Departments

History

History matters at St Paul’s. The fact that the vast majority of students choose to take history to IGCSE and that many continue with history to A level means that the subject makes a really significant contribution to the school’s academic culture.

Historical study at St Paul’s is founded on a common purpose of building an intelligent understanding of the past. We are, above all, enthusiasts for the many different branches of this enormous subject. This leads, we hope, to students appreciating the diversity and complexity of the past in such a way as to enrich and inform their understanding of the world in which they live and will live.

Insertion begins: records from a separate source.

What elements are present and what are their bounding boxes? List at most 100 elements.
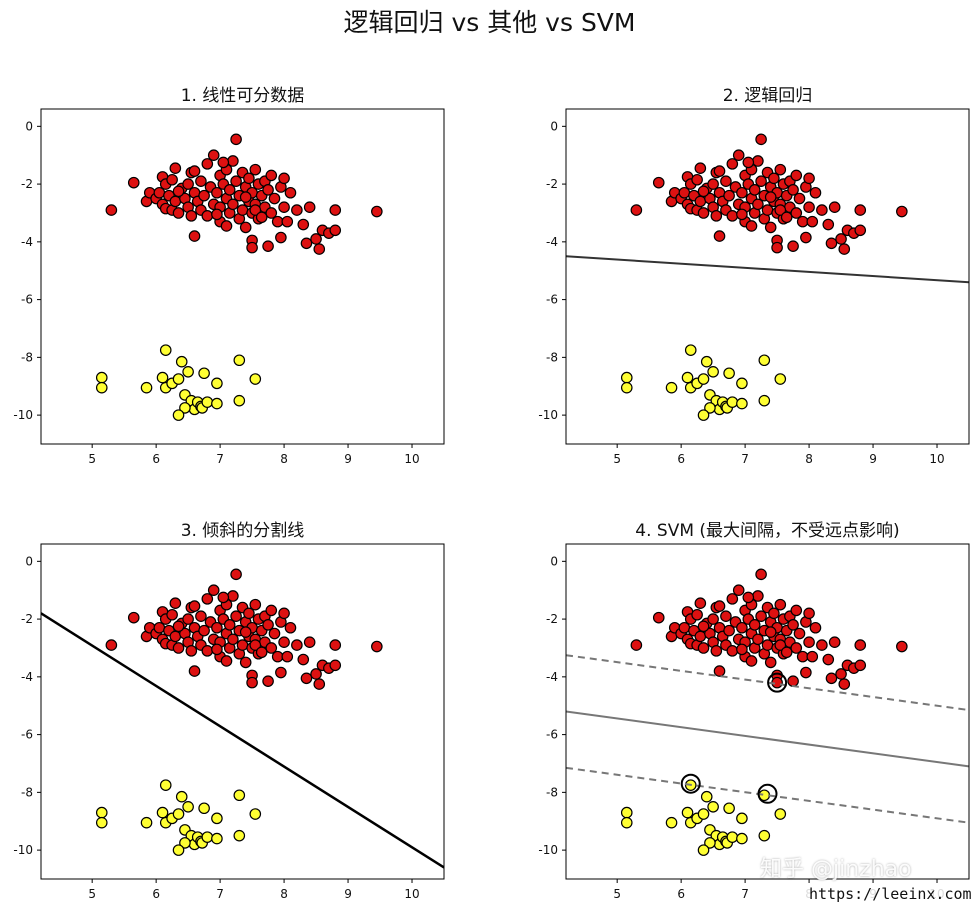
point-class-red	[803, 172, 815, 185]
point-class-red	[278, 201, 290, 213]
support-vector-ring	[767, 672, 788, 693]
point-class-red	[211, 643, 223, 656]
point-class-red	[803, 607, 815, 620]
point-class-red	[822, 218, 835, 231]
point-class-red	[211, 621, 223, 634]
point-class-red	[697, 642, 710, 654]
point-class-yellow	[681, 371, 694, 384]
x-tick-label: 5	[88, 452, 96, 466]
point-class-red	[816, 204, 828, 216]
point-class-red	[748, 619, 761, 631]
point-class-red	[745, 220, 758, 232]
figure-suptitle: 逻辑回归 vs 其他 vs SVM	[343, 8, 636, 37]
point-class-red	[787, 675, 799, 687]
point-class-red	[169, 162, 182, 175]
subplot-title: 2. 逻辑回归	[723, 86, 813, 106]
margin-line	[566, 766, 969, 824]
point-class-red	[271, 215, 284, 228]
point-class-yellow	[620, 371, 633, 384]
point-class-yellow	[707, 801, 719, 813]
y-tick-label: -4	[546, 670, 558, 684]
point-class-red	[755, 175, 767, 187]
point-class-yellow	[665, 816, 678, 829]
point-class-yellow	[95, 806, 108, 819]
point-class-red	[303, 636, 316, 648]
point-class-red	[726, 210, 739, 222]
x-tick-label: 8	[280, 452, 288, 466]
point-class-red	[822, 653, 835, 666]
point-class-red	[835, 233, 847, 245]
point-class-red	[127, 611, 140, 624]
x-tick-label: 6	[677, 887, 685, 901]
point-class-red	[105, 204, 118, 216]
point-class-red	[732, 584, 745, 597]
point-class-yellow	[198, 802, 210, 815]
point-class-yellow	[620, 816, 633, 829]
point-class-yellow	[159, 779, 172, 791]
point-class-red	[742, 591, 755, 604]
point-class-red	[828, 201, 841, 213]
point-class-red	[828, 636, 841, 648]
point-class-red	[265, 207, 278, 219]
point-class-red	[278, 636, 290, 648]
x-tick-label: 5	[88, 887, 96, 901]
axes-frame	[40, 108, 445, 445]
point-class-red	[825, 672, 838, 685]
point-class-red	[182, 178, 194, 190]
point-class-red	[313, 678, 326, 690]
point-class-yellow	[172, 373, 185, 385]
point-class-yellow	[620, 806, 633, 819]
point-class-red	[243, 172, 255, 185]
point-class-red	[723, 189, 735, 202]
point-class-red	[268, 627, 281, 640]
y-tick-label: -10	[13, 408, 33, 422]
x-tick-label: 7	[741, 452, 749, 466]
point-class-red	[723, 624, 735, 637]
point-class-red	[246, 241, 258, 254]
point-class-red	[896, 205, 908, 218]
point-class-yellow	[774, 808, 787, 820]
point-class-red	[793, 192, 806, 205]
x-tick-label: 6	[152, 887, 160, 901]
point-class-red	[262, 619, 274, 631]
point-class-yellow	[233, 789, 246, 802]
point-class-yellow	[156, 371, 169, 384]
y-tick-label: -8	[21, 785, 33, 799]
point-class-yellow	[140, 381, 153, 394]
point-class-yellow	[723, 367, 735, 380]
point-class-red	[255, 646, 268, 659]
point-class-red	[169, 195, 182, 208]
point-class-red	[207, 584, 220, 597]
point-class-red	[172, 207, 185, 219]
point-class-red	[630, 639, 643, 651]
y-tick-label: -8	[21, 350, 33, 364]
point-class-yellow	[697, 808, 710, 820]
point-class-yellow	[201, 831, 214, 843]
point-class-red	[262, 184, 274, 196]
watermark-text: 知乎 @jinzhao	[760, 857, 912, 882]
point-class-red	[806, 215, 819, 228]
point-class-red	[713, 165, 726, 177]
point-class-yellow	[233, 829, 246, 842]
point-class-red	[278, 172, 290, 185]
point-class-red	[726, 593, 739, 605]
point-class-red	[223, 619, 236, 631]
point-class-red	[710, 210, 723, 222]
y-tick-label: -4	[21, 670, 33, 684]
point-class-red	[188, 665, 201, 677]
point-class-yellow	[95, 381, 108, 394]
point-class-yellow	[726, 831, 739, 843]
x-tick-label: 9	[344, 887, 352, 901]
x-tick-label: 8	[805, 452, 813, 466]
point-class-red	[297, 653, 310, 666]
point-class-red	[239, 191, 252, 203]
margin-line	[566, 654, 969, 712]
point-class-red	[787, 184, 799, 196]
y-tick-label: -10	[538, 408, 558, 422]
point-class-red	[105, 639, 118, 651]
point-class-red	[691, 608, 703, 621]
point-class-red	[310, 233, 322, 245]
point-class-red	[198, 624, 210, 637]
point-class-yellow	[179, 402, 191, 414]
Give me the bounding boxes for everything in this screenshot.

Across their first three years, students follow a chronological framework from the Middle Ages to the modern day, which explores the changing nature of society throughout the world. We consider history through a global lens; students will study not only Britain and Europe, but also a variety of non-European topics including Song China, the Abbasid Empire, Tokugawa Japan and pre-colonial west African kingdoms. Students will grapple with a range of challenging concepts such as feudalism, colonialism, and nationalism. They will study history from both ‘above and below’, arming them with the knowledge and understanding to confront contemporary social and political issues from an informed position. Lessons are designed to nurture disciplinary thinking skills such as interpreting sources, making historical connections, chronological reasoning, and argumentation.

Middle School

History is a very popular subject at IGCSE, partly perhaps because the twentieth-century material that we study is so compelling. New and challenging takes on the modern world are at the heart of what we study. Russia, before and during its revolution, and a long period of international relations all help our students to acquire an informed perspective on the modern world.

Sarah Fletcher teaching History

Senior School

In the Senior School we follow the OCR syllabus. Its breadth and depth enable students to make the most of the subject at this level. Its flexibility allows us to offer parallel options of earlier (medieval and early modern) and later (early modern and late modern) periods of study. The richness of multi-topic period studies is a unique feature of the course and gives students a much better general historical awareness, as well as being a stronger foundation for historical study at university. The coursework element has a global focus, ensuring that our students are exposed to histories beyond Europe.

A healthy number of students choose history as an undergraduate subject and we pool our resources to prepare them for the challenges of admissions tests and interviews. There is a weekly History Society that gives students both the opportunity to be addressed by distinguished historians and political figures and the chance to speak to their own historical interests. A history magazine, Clio, is published annually and the students’ appreciation of the past has been enhanced by visits to Berlin and Paris.